Reducing The Hospital Readmission Rate Of Heart Failure
Faculty Mentor: Venkata Andukuri, MD, FHM
AIM: To reduce readmission rates of patients with heart failure (HF) by ten percent (based on the current rate of natural variation in our data) over the course of three months without affecting length of stay.
Introduction: Heart failure (HF) is a major cause of hospital readmissions and healthcare costs. HF patients have the highest rate of unexpected readmission of all diseases tracked by the Centers for Medicare and Medicaid Services (CMS), at 21.2% (1). HF prevalence is also projected to increase 46% from 2012 to 2030, with total costs rising from $30.7 billion to $69.7 billion by 2030 (2). Beyond the financial burden to patients and providers, a readmission increases the risk of additional hospitalizations and increases the risk of mortality, particularly within one month of discharge (3). The American Heart Association reports median 30-day readmission and mortality rates for HF of 21.9% and 11.6%, respectively (2). Interventions aimed at improving care and monitoring of patients during hospitalization and the first month after discharge could reduce both 30-day HF readmissions and mortality.
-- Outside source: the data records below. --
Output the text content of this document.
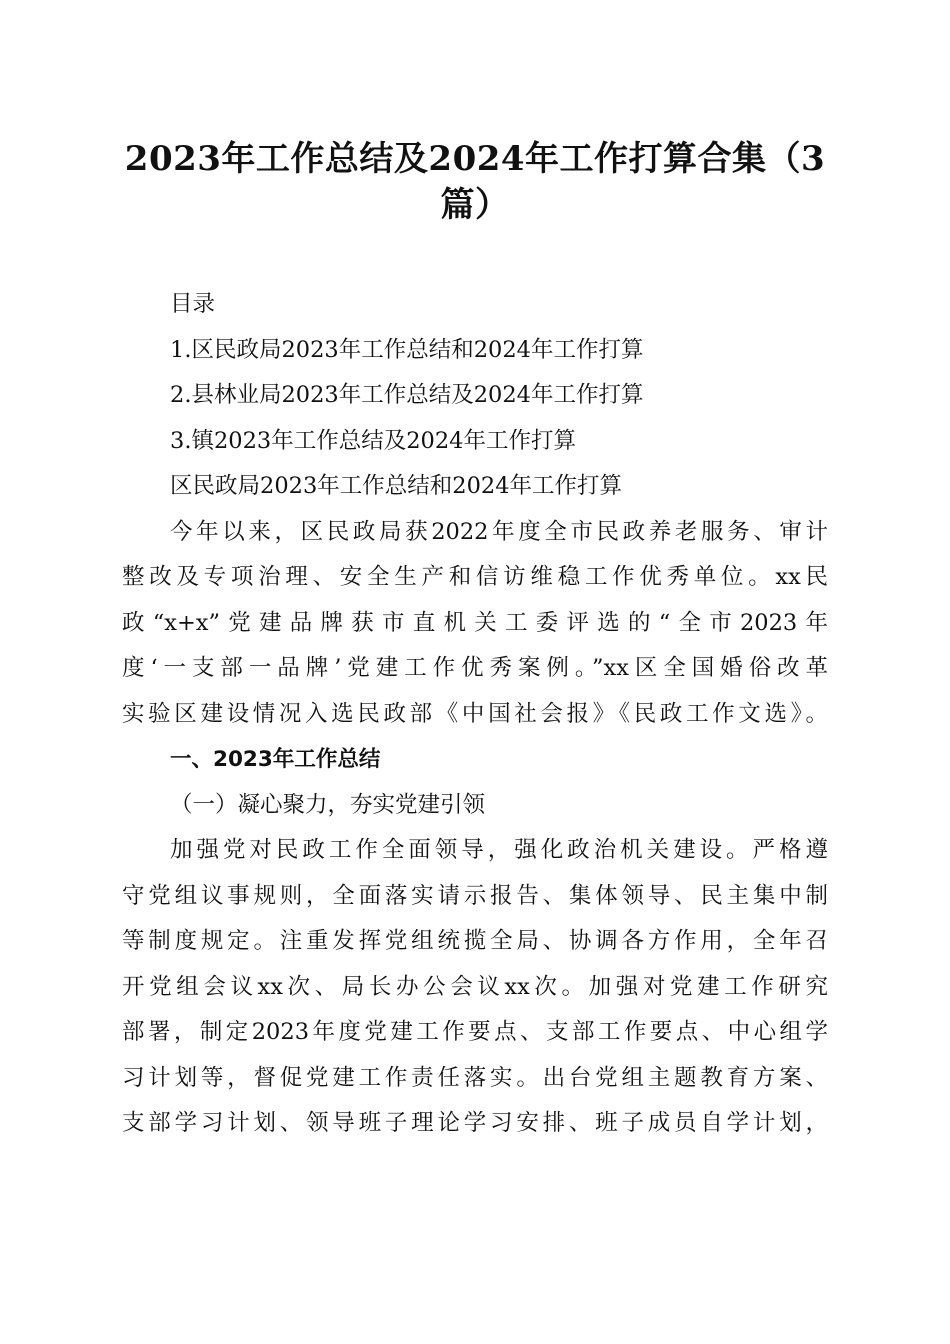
2023年工作总结及2024年工作打算合集（3
篇）

目录

1.区民政局2023年工作总结和2024年工作打算

2.县林业局2023年工作总结及2024年工作打算

3.镇2023年工作总结及2024年工作打算

区民政局2023年工作总结和2024年工作打算

今年以来，区民政局获2022年度全市民政养老服务、审计

整改及专项治理、安全生产和信访维稳工作优秀单位。xx民

政“x+x”党建品牌获市直机关工委评选的“全市2023年

度‘一支部一品牌’党建工作优秀案例。”xx区全国婚俗改革

实验区建设情况入选民政部《中国社会报》《民政工作文选》。

一、2023年工作总结

（一）凝心聚力，夯实党建引领

加强党对民政工作全面领导，强化政治机关建设。严格遵

守党组议事规则，全面落实请示报告、集体领导、民主集中制

等制度规定。注重发挥党组统揽全局、协调各方作用，全年召

开党组会议xx次、局长办公会议xx次。加强对党建工作研究

部署，制定2023年度党建工作要点、支部工作要点、中心组学

习计划等，督促党建工作责任落实。出台党组主题教育方案、

支部学习计划、领导班子理论学习安排、班子成员自学计划，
Studies and Results: For the baseline period from January through December 2018, Catholic Health Initiatives (CHI) Health Creighton University Medical Center - Bergan Mercy observed an 18.9% rate of 30-day readmission for patients with HF. The observed to expected readmission ratio was 1.35, indicating excess readmissions, a criterion for financial penalties through the CMS Hospital Readmissions Reduction Program. For the baseline data, there were 80 HF readmissions that occurred within 30 days. The HF-specific readmission rate was 42.5%, accounting for 6.8% of total hospital readmissions. The most commonly listed causes of readmission for patients discharged with HF were sepsis (18%) and nonadherence to medication regimen or dietary recommendations (16%). 45% of all HF readmissions occurred within one week of discharge from primary admission. 47 of the 80 patients (59%) received follow-up with the cardiology clinic or their primary care physician within 7 days of discharge. Another 20 patients (25%) received follow-up in 8-30 days, but 13 patients (16%) were not scheduled for a follow-up appointment. 21 of the 80 patients were discharged on the weekend. Of these 21, follow-up appointments within 7 days were not made for 13, or 62% of all HF patients discharged on the weekend.
From December 2018 through January 2019, all patients admitted with HF were offered to be interviewed by medical students during their hospital stay to learn more about how they understood and managed their HF and the barriers affecting their care. 40 total patients consented to the interview. 9 patients (22.5%) reported having run out of their HF medications at least once. 29 patients (72.5%) reported having a scale at home, but only 11 (27.5%) reported measuring their weight daily. 10 patients (25%) were not aware of any relation between their diet and HF, 9 (22.5%) reported not monitoring the amount of salt in their diet, and 16 (40%) reported not following any fluid restriction recommendations. Figure 1 below depicts the proportion of patients who reported being able to follow their medication and lifestyle recommendations.
Figure 1: Funnel chart depicting the number of patients interviewed who reported following lifestyle recommendations for heart failure.
Significance of Results: All patients discharged during a weekday had a follow-up appointment scheduled by the time of discharge, while 62% of those discharged on the weekend did not have a follow-up appointment scheduled. The low rate of scheduled follow-ups for patients discharged on the weekend made it one of the most common factors contributing to readmissions, behind only sepsis, as depicted below in Figure 2. As early follow-up has been shown to reduce rates of readmission and mortality (4,5,6), weekend discharge is a promising target to improve care for our patients with HF.
The results of qualitative interview data showed rates of noncompliance with medication regimen and dietary recommendations similar to those found in the quantitative chart review. The qualitative interview data showed various reasons for noncompliance, including: cost of medications, transportation difficulties, a medication shortage at the pharmacy, underestimation of the importance of diet changes or weight, or not knowing/understanding their recommendations. Given that only 59% of all HF patients in the study have a follow-up appointment within one week of discharge, early and regular patient follow up can allow for improved discussion and monitoring of lifestyle changes, optimization of medications, and a more immediate response to difficulty with access to medications.
Figure 2: Pareto chart depicting the most common causes of 30-day readmission for patients with HF from our data.
Future Directions: Many primary care offices, and the CHI cardiology clinics, are closed on weekends, so it is not always possible for patients discharged on weekends to have an appointment scheduled by the time of discharge. In the coming months, I hope to introduce an intervention facilitating direct notification each Monday morning to CHI scheduling staff with the HF patients discharged that past weekend and require early follow-up appointments. With the low rates of patient-reported understanding and compliance with recommendations, this is another possible avenue for future intervention. There is also a high rate of early readmission – 45% within one week of discharge – suggesting that discharge processes deserve further study.